Karen Davis, the president of The Commonwealth Fund since 1995, announced today that she plans to leave her post at the health care foundation by the end of 2012. “It’s a decision I feel really good about,” she said. “I’ve been at the fund for 20 years … and I feel like I made the contributions to the fund that I came to do.”
During her tenure at the foundation, Davis was responsible for identifying and studying health delivery system innovations and helping move them forward. She also advanced the creation of databases that compare the U.S. health care system with international, national, state and local scorecards through WhyNotTheBest.org. Just last week the Commonwealth Fund released a state-by-state comparison of rising health insurance premiums.

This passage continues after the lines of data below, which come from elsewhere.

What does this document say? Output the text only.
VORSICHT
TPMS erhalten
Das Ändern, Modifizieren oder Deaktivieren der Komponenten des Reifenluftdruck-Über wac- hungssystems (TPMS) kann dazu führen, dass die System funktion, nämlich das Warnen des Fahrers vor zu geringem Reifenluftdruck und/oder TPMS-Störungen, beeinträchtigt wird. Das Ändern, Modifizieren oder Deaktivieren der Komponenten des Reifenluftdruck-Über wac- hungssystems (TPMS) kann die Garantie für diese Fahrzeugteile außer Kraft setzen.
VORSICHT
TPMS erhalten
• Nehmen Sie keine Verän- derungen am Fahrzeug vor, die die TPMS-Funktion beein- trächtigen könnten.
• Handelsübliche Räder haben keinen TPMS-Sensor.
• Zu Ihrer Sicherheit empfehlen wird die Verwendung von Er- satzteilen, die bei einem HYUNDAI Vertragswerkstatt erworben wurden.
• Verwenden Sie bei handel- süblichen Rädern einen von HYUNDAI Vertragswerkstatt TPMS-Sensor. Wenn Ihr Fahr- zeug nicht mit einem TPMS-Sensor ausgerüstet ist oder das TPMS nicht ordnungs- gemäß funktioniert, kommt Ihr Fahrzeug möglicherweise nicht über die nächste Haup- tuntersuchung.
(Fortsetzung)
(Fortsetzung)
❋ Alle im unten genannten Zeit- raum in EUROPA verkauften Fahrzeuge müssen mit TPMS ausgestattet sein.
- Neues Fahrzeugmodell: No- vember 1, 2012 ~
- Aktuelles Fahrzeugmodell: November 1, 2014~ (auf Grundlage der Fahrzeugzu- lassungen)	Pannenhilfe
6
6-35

“When I look back over that period of time, to me it’s been a very historic period in health care, and the Commonwealth Fund was the perfect vantage from which to try to make a difference,” she said.
During the past 16 years, Davis, who earlier served as the first female administrator of the Health Resources Administration, is credited with increasing The Commonwealth Fund’s endowment from $365 million to $653 million. James R. Tallon, the chair of the Commonwealth Fund Board of Directors, said Davis is a “distinguished health policy researcher, university department chair, and federal health agency executive, [who] positioned The Commonwealth Fund to make a major contribution to the recent health care reform debate and to the implementation of those reforms.”
Leaving the foundation in the midst of the health law’s implementation is a concern for Davis, who says she is still contemplating her next steps. “Certainly I plan to stay involved. Whether I do that from a government post or an academic post or [by] serving on commissions that are really trying to move the health system towards high performance care — the problems are certainly not going to be over,” she said.